US Jobs Recovery to Take Years

According to the The Hamilton Project at Brookings (2010, August 20), the US economy will have to create 11.6 million new jobs in order to return to pre-economic crisis employment levels. Moreover, the US economy is still shedding jobs, which means that the nation's unemployment wounds will fester into the indefinite future. Even after employment levels begin to increase in the US, Brookings reports that a full jobs recovery could take upwards of 5-12 years with the longer scenario being more likely.
The US economy will need more robust growth to close this gap.
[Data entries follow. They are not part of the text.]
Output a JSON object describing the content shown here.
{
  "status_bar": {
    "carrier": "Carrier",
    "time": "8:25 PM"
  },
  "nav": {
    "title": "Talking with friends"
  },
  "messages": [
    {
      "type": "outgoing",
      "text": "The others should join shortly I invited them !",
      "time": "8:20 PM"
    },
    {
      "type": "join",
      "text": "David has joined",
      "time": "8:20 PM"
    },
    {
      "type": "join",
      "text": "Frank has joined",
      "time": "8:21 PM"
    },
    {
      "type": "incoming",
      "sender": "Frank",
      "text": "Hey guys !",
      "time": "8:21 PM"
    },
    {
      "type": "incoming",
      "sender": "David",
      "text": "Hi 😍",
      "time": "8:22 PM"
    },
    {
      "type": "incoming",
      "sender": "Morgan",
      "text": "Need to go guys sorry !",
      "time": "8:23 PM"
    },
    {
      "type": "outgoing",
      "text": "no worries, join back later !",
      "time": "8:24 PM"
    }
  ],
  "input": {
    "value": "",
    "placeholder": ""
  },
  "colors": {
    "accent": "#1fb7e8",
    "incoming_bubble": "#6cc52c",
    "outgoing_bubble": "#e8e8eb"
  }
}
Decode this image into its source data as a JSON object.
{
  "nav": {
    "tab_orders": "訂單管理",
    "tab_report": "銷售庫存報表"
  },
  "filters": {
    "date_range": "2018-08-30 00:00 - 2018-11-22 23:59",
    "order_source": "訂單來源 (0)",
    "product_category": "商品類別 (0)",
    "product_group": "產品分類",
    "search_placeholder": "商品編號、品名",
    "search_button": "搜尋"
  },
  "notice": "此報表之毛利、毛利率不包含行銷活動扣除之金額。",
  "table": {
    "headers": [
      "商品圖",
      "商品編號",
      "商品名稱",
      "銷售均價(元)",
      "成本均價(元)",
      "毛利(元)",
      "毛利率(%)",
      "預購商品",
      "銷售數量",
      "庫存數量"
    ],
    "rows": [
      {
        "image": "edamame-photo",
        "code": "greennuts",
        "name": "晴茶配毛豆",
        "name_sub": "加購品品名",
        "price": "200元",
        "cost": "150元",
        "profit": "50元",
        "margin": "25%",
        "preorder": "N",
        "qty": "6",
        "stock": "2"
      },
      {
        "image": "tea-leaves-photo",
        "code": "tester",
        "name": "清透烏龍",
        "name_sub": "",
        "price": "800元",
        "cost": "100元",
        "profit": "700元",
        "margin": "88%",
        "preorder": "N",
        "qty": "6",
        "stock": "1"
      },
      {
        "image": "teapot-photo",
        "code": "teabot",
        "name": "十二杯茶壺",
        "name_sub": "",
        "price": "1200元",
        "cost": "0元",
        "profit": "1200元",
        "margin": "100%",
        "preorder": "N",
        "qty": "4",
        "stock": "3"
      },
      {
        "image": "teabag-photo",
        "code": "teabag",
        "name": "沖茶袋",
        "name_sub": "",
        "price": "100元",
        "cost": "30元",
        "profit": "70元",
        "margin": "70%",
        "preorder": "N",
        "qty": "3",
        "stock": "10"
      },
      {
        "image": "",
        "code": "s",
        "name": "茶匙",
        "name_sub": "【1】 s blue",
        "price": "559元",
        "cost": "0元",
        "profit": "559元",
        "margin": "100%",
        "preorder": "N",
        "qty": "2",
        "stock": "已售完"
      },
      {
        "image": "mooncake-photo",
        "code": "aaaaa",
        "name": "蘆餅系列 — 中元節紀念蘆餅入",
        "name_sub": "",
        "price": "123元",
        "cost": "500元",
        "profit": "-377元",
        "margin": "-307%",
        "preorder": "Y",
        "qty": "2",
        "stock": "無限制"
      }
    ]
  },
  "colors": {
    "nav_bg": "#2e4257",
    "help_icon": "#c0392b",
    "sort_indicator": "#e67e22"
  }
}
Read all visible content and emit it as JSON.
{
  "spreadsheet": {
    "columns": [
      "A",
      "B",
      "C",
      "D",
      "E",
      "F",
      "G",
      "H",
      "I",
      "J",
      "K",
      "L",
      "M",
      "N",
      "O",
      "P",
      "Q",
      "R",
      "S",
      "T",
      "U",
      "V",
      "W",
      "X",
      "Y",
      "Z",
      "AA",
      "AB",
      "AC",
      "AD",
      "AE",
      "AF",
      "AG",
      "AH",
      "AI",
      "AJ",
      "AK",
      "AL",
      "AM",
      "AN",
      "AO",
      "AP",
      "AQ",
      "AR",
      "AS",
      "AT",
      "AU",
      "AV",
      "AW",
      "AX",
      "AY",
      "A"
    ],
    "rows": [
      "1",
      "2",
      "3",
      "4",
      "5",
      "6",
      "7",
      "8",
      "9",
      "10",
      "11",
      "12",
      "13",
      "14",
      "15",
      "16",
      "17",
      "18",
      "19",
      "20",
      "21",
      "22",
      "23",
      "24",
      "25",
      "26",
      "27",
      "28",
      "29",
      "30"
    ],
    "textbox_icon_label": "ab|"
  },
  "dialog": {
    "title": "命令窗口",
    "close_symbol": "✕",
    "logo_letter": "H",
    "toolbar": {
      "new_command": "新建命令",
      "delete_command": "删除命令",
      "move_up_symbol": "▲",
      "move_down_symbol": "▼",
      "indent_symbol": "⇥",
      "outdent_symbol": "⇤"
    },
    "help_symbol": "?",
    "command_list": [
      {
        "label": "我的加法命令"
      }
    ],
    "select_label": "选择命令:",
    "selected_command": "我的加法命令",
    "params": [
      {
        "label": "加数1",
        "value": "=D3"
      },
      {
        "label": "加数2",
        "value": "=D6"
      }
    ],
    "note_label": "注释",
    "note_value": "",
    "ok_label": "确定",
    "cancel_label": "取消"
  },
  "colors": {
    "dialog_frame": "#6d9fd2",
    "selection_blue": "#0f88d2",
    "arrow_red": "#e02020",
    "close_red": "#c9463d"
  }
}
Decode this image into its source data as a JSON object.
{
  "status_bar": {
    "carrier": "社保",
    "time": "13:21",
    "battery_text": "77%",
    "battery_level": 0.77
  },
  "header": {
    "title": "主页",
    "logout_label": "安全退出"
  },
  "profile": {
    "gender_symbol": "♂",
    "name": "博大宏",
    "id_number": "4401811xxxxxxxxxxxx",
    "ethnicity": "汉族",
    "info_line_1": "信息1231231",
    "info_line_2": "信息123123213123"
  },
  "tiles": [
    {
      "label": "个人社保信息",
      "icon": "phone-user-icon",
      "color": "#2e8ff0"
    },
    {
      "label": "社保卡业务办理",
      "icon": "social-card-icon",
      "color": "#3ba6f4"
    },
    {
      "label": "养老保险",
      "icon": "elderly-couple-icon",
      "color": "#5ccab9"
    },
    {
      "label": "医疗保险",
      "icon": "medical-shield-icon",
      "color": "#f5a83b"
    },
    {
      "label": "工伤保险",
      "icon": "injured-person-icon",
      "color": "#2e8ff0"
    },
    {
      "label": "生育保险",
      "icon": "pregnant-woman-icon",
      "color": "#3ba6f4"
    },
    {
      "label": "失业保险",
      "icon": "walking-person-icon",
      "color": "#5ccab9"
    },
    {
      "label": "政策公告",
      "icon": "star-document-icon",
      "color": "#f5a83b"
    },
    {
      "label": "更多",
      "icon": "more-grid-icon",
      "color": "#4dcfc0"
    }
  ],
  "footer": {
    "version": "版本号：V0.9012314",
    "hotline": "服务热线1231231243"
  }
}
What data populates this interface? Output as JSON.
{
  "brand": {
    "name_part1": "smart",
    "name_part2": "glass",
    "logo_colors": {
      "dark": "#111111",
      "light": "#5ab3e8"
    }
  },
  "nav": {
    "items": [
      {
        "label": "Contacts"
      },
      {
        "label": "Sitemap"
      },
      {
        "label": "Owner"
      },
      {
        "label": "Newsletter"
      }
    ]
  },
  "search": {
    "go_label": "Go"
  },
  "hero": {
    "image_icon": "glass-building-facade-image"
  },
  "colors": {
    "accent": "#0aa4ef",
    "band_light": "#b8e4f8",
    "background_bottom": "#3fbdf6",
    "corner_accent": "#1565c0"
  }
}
If future job creation reaches about 208,000 jobs per month, the average monthly job creation for the best year for job creation in the 2000’s, it will take almost 140 months (about 11.5 years) to reach pre-recession employment levels. In a more optimistic scenario with 321,000 jobs created per month, the average monthly job creation for the best year in the 1990’s, it will take 59 months (almost 5 years).
The chart below shows the amount of time necessary to close the employment gap for different rates of job creation based on experience data from the decade beginning in 2000.

[Click image to enlarge]

The US is now enduring the worst unemployment crisis since the Great Depression. Currently, more than 15.1 million Americans are unemployed, which compares to 12.8 million Americans at the peak of the Great Depression in 1933.